Um dos percursos possíveis para entendermos a presença de Aby Warburg nas operações críticas de Georges Didi-Huberman é seu estudo intitulado L’image survivante. Histoire de l’art et temps de fantômes selon Aby Warburg,1 de 2002. Podemos marcar a importância desse estudo para a exposição Atlas, ¿cómo llevar el mundo a cuestas?, montada inicialmente no Museu Reina Sofía, em Madrid, entre 26 de novembro de 2010 e 28 de março de 2011. Nessa exposição, o Atlas Mnemosyne, de Warburg, é um lugar, mais precisamente uma “mesa de orientação”,*1 onde a relação topográfica entre “tableau” (quadro) e “table” (mesa) marca a diferença entre aquilo que já está previamente fixo, designado pelo quadro, e uma possibilidade heurística de um trabalho em via de fazer-se, apontada pela mesa.
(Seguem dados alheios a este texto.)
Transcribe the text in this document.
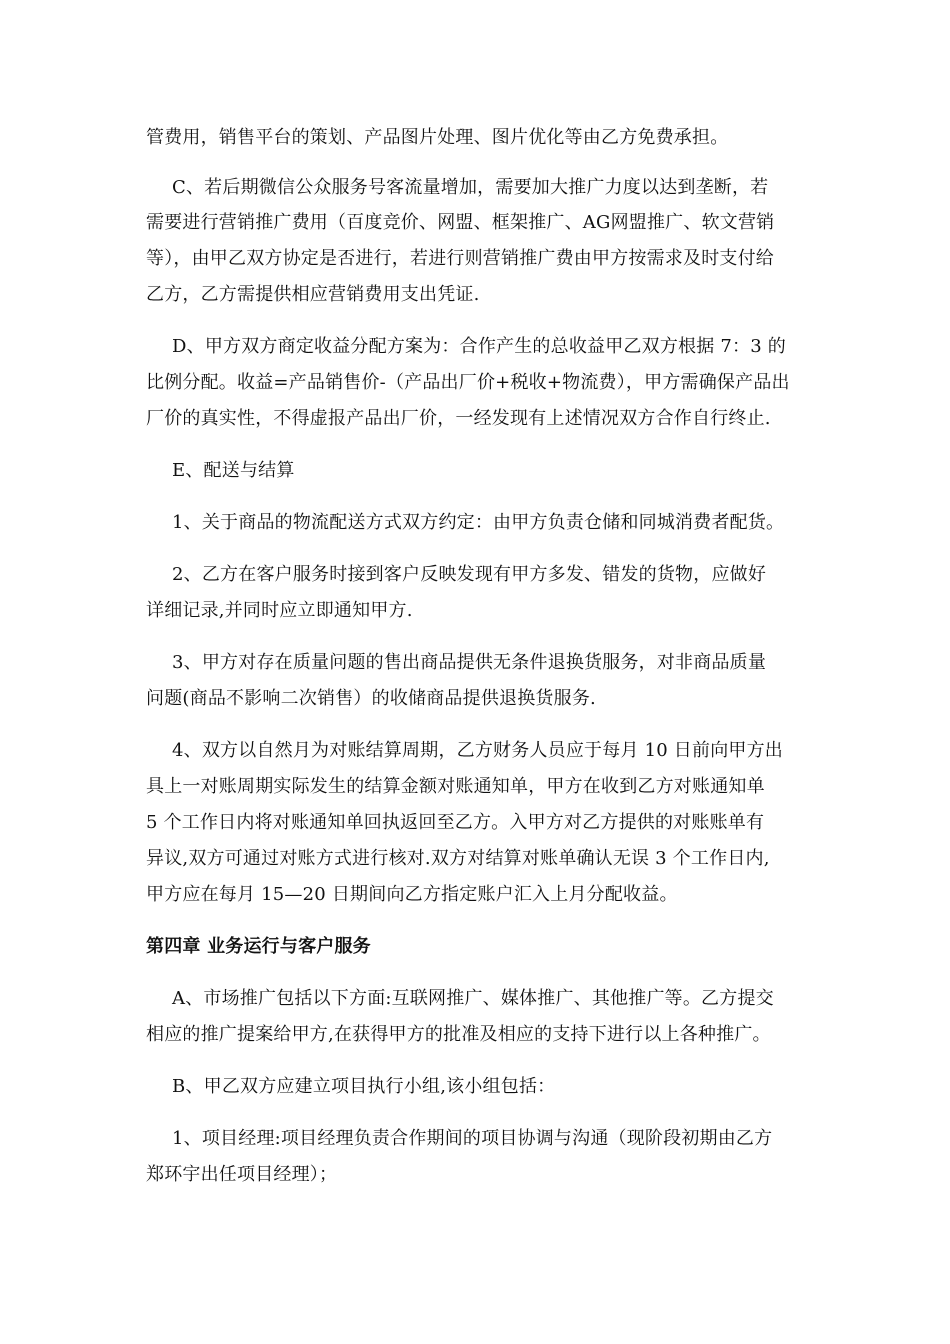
管费用，销售平台的策划、产品图片处理、图片优化等由乙方免费承担。
C、若后期微信公众服务号客流量增加，需要加大推广力度以达到垄断，若
需要进行营销推广费用（百度竞价、网盟、框架推广、AG网盟推广、软文营销
等），由甲乙双方协定是否进行，若进行则营销推广费由甲方按需求及时支付给
乙方，乙方需提供相应营销费用支出凭证.
D、甲方双方商定收益分配方案为：合作产生的总收益甲乙双方根据 7：3 的
比例分配。收益=产品销售价-（产品出厂价+税收+物流费），甲方需确保产品出
厂价的真实性，不得虚报产品出厂价，一经发现有上述情况双方合作自行终止.
E、配送与结算
1、关于商品的物流配送方式双方约定：由甲方负责仓储和同城消费者配货。
2、乙方在客户服务时接到客户反映发现有甲方多发、错发的货物，应做好
详细记录,并同时应立即通知甲方.
3、甲方对存在质量问题的售出商品提供无条件退换货服务，对非商品质量
问题(商品不影响二次销售）的收储商品提供退换货服务.
4、双方以自然月为对账结算周期，乙方财务人员应于每月 10 日前向甲方出
具上一对账周期实际发生的结算金额对账通知单，甲方在收到乙方对账通知单
5 个工作日内将对账通知单回执返回至乙方。入甲方对乙方提供的对账账单有
异议,双方可通过对账方式进行核对.双方对结算对账单确认无误 3 个工作日内,
甲方应在每月 15—20 日期间向乙方指定账户汇入上月分配收益。
第四章 业务运行与客户服务
A、市场推广包括以下方面:互联网推广、媒体推广、其他推广等。乙方提交
相应的推广提案给甲方,在获得甲方的批准及相应的支持下进行以上各种推广。
B、甲乙双方应建立项目执行小组,该小组包括：
1、项目经理:项目经理负责合作期间的项目协调与沟通（现阶段初期由乙方
郑环宇出任项目经理）；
Mesmo sendo um topos importante para o pensamento de Georges Didi-Huberman ao longo de outros livros, a orientação de Warburg ficou ainda mais precisa na exposição Histoires de fantômes pour grandes personnes, exibida no Le Fresnoy entre 5 de outubro e 30 de dezembro de 2012. Nessa exposição, Georges Didi-Huberman faz um recorte do Atlas Mnemosyne, especificamente a prancha 42. O movimento do filósofo e historiador da arte francês atinge uma precisão, seguramente. Dessa precisão, observam-se ainda dois aspectos em ambas as exposições: como expor as fontes, que é também como pôr a história em cena, e ainda como apresentar o mecanismo museológico da montagem. Isso fica mais evidente no ensaio fotográfico de Arno Gisinger intitulado Atlas, suite e disposto na instalação Mnémosyne 42, concebida por Didi-Huberman, que faz parte de Histoires de fantômes pour grandes personnes. Sobre os dois primeiros aspectos, o texto de apresentação introduz uma discussão em torno das “fontes” e da “história”:
Mnémosyne 42 é uma prancha de atlas desmesurada (mais ou menos mil metros quadrados) e animada. Ela está “posta” sobre o chão da grande proa do Fresnoy e pode ser observada do corredor como o mar pode ser observado da popa de um navio. Seu tema é idêntico, mas os exemplos escolhidos foram o caminho que vai dos exemplos clássicos caros a Warburg até o cinema moderno (Eisenstein ou Dreyer, Pasolini ou Glauber Rocha) e contemporâneo (Paradjanov ou Jean-Luc Godard, Harun Farocki ou Zhao Liang), incluindo também alguns documentos tirados da atualidade política mais recente.*2
A medida é a desmesura. Nesses termos, ao abordar a escala do espaço expositivo, Didi-Huberman exibe um tema que lhe é caro e que se oferece como um fio condutor entre as imagens por ele expostas em Mnénosyne 42: a questão do excesso, do pathos, do sofrimento. Mas cada um desses momentos traz consigo suas nuances, que serão discutidas ao longo da leitura de Peuples exposés, peuples figurants, quarto volume da série intitulada O olho da história (L’œil de l’histoire). Essa série a qual pertence Peuples exposés, peuples figurants também compreende os livros Quand les images prennent position (2009), Remontages du temps subi (2010) e Atlas ou le gai savoir inquiet (2011).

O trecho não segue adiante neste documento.